André Kertész
[Photographer, b. 1894, Budapest, Hungary, d. 1985, New York.]

 Look, if you want to learn how to write, you study the alphabet and exercise every day. And in the end you have a very beautiful alphabet. But what are you expressing with the alphabet? Perfect technique but expressing nothing. This is what I call “calligraphic photographs á l’americaine.” 

Henry Adams
[Writer and historian, b. 1838, Boston, Massachusetts, d. 1918, Washington, D.C..]

 We sit in our native house, receiving visits, watching what goes on among the natives of the village, firing off our Kodaks at everything worth taking; but remember the photograph takes all the color, life and charm out of the tropics, and leaves nothing but a conventional hardness that might as well be Scotch or Yankee for all the truth it has. (1890) 

Ansel Adams
[Photographer, b. 1902, San Francisco, d. 1984, Carmel, California.]

 You bring to photography all the pictures you have seen, the books you have read, the music you have heard, the people you have loved. 

Yousuf Karsh
[Photographer, b. 1908, Mardin, Armenia, d. 2002, Boston, Massachusetts.]

 When one sees the residuum of greatness before one’s camera, one must recognize it in a flash.

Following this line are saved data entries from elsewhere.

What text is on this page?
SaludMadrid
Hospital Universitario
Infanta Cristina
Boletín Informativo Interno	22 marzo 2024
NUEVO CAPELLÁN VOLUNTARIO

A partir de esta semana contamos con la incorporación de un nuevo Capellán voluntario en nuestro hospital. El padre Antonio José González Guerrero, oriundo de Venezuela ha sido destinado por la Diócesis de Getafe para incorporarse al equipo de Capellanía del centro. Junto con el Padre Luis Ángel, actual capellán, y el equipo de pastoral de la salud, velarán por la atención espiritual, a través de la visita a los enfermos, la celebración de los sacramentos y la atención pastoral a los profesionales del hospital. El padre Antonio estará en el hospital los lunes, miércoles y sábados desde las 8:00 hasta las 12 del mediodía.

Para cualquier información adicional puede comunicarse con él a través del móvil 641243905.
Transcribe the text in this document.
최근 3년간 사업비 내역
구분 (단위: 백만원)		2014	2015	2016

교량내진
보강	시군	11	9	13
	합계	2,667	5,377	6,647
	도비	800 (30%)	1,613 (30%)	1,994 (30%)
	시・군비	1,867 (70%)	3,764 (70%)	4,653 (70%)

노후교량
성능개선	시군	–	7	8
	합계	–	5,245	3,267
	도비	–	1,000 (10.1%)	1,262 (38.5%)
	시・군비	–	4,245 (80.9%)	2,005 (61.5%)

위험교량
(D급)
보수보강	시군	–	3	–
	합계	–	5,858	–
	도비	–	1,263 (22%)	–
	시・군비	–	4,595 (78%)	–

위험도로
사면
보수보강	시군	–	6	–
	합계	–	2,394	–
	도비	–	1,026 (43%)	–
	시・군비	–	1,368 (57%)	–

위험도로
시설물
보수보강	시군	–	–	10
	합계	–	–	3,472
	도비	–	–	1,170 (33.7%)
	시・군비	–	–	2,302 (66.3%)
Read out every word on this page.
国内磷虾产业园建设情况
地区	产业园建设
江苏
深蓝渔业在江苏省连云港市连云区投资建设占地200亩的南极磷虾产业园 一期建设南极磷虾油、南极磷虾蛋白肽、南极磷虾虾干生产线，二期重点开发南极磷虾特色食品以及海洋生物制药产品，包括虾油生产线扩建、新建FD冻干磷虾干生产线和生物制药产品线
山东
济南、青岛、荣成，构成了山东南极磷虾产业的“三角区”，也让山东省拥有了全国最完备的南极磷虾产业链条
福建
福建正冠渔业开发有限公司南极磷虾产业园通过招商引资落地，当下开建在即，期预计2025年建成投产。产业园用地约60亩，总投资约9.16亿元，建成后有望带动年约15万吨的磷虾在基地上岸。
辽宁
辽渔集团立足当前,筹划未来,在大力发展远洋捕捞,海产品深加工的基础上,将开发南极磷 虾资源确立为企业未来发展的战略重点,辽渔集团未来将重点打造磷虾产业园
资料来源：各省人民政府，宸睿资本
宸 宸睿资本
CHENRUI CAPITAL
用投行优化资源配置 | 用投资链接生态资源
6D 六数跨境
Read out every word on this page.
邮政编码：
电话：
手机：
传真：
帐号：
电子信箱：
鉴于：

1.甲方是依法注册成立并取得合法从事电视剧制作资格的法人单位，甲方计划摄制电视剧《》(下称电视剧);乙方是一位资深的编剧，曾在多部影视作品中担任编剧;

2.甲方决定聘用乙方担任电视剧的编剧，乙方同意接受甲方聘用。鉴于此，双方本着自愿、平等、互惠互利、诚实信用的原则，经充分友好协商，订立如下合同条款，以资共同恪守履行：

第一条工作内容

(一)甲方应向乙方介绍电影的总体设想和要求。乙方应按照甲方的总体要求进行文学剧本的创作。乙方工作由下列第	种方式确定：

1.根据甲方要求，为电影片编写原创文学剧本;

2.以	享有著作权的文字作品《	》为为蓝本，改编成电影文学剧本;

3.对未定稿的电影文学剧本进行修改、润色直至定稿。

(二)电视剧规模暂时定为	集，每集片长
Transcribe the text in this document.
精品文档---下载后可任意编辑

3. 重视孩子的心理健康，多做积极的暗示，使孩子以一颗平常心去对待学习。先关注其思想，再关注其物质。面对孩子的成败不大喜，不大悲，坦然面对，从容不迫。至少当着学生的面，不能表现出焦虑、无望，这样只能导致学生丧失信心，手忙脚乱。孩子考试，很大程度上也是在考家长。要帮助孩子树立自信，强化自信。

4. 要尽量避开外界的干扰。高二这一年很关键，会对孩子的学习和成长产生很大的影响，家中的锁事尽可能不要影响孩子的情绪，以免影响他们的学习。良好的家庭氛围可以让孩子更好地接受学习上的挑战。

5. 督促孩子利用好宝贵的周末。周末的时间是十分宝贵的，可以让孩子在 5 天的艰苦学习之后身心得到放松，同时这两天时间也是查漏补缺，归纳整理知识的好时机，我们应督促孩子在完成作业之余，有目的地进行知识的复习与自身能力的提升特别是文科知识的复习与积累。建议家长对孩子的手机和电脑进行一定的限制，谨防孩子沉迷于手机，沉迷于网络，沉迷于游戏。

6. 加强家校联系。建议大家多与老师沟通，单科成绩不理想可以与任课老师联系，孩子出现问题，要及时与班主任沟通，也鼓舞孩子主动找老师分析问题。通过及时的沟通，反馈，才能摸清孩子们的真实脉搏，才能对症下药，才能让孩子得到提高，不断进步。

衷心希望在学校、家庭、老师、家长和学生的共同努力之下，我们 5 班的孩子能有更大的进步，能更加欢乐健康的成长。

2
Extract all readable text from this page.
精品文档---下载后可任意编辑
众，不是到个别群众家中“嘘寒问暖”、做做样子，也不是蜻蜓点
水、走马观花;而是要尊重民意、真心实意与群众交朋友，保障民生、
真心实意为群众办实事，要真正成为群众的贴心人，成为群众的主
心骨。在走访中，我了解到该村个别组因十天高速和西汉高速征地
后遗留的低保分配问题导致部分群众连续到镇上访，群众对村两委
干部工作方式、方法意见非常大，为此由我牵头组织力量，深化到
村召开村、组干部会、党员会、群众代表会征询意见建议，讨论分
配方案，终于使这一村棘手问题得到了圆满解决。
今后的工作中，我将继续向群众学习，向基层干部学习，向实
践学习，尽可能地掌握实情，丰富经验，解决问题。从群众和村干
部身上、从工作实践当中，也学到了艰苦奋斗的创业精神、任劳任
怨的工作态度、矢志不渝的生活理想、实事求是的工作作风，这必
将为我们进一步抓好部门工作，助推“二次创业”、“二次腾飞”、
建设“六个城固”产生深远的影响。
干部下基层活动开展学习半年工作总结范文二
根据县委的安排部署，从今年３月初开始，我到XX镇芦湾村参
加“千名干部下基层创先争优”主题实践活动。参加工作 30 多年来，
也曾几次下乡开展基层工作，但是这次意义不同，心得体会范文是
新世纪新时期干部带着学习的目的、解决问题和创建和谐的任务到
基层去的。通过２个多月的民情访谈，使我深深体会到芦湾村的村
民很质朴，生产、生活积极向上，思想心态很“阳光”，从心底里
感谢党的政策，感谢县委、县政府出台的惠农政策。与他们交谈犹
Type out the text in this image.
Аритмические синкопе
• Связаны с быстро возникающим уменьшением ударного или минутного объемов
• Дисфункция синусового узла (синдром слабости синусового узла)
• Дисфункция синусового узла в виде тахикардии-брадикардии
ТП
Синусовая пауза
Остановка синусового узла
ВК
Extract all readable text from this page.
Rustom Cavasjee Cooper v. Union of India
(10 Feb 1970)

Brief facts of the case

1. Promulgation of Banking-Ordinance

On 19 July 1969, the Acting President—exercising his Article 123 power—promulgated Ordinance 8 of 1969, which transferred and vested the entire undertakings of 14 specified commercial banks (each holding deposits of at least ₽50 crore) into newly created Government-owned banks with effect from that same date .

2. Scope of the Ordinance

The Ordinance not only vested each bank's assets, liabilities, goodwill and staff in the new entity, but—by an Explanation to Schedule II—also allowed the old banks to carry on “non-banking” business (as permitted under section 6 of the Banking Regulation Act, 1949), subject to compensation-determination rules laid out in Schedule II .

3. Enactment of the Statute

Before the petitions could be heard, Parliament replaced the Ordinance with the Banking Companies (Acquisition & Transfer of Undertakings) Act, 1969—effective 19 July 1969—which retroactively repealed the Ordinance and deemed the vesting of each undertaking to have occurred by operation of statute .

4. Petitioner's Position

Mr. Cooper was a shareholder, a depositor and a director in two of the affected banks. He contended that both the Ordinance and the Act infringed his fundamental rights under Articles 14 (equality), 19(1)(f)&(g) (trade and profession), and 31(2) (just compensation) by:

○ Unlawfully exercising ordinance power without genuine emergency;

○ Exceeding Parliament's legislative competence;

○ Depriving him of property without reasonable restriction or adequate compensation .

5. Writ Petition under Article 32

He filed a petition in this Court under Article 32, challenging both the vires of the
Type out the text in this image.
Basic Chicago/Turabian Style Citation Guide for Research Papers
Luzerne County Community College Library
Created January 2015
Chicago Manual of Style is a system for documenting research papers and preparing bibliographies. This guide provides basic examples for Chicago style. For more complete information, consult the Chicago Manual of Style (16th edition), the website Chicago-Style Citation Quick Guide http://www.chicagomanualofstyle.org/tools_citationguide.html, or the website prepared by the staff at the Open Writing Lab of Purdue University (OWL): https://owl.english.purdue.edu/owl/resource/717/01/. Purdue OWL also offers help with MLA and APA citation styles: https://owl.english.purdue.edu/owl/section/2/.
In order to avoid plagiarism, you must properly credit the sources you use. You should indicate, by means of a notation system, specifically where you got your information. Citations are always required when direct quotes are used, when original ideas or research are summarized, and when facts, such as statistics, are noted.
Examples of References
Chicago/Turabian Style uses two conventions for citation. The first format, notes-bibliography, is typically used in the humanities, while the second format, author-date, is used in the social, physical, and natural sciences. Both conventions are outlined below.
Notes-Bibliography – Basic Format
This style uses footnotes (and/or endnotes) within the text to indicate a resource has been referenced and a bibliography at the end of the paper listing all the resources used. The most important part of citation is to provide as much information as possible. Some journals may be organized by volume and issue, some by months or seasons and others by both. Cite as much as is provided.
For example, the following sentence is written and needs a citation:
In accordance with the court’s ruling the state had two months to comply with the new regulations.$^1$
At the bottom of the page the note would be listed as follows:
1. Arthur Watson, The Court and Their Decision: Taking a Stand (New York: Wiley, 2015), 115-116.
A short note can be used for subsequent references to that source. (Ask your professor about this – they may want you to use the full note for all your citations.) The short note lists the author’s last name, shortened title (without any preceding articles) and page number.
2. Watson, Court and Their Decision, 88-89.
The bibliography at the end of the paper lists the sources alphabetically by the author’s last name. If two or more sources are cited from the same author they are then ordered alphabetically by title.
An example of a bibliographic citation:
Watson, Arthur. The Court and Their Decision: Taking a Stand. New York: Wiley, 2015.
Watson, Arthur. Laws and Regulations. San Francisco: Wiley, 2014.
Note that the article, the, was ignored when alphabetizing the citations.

There is a brief moment when all that there is in a man’s mind and soul and spirit may be reflected through his eyes, his hands, his attitude. This is the moment to record. This is the elusive “moment of truth.” 

Jo Ann Callis
[Photographer, b. 1940, Cincinnati, Ohio, lives in Los Angeles.]

 I began by making pictures in interiors and about interiors—pictures about feelings, and emotions, and relations. 

Julia Margaret Cameron
[Photographer, b. 1815, Calcutta, India, d. 1879, Kalutara, Ceylon.]

 When I have had such men before my camera my whole soul has endeavored to do its duty towards them in recording faithfully the greatness of the inner as well as the features of the outer man. The photograph thus taken has been almost the embodiment of a prayer. 

Emmet Gowin
[Photographer, b. 1941, Danville, Virginia, lives in Princeton, New Jersey.]

 The challenge of photography is to show the thing photographed so that our feelings are awakened and hidden aspects are revealed. 

W. Eugene Smith
[Photographer, b. 1918, Wichita, Kansas, d. 1978, Tucson, Arizona.]

 Most photographers seem to operate with a pane of glass between themselves and their subjects. They just can’t get inside and know the subject.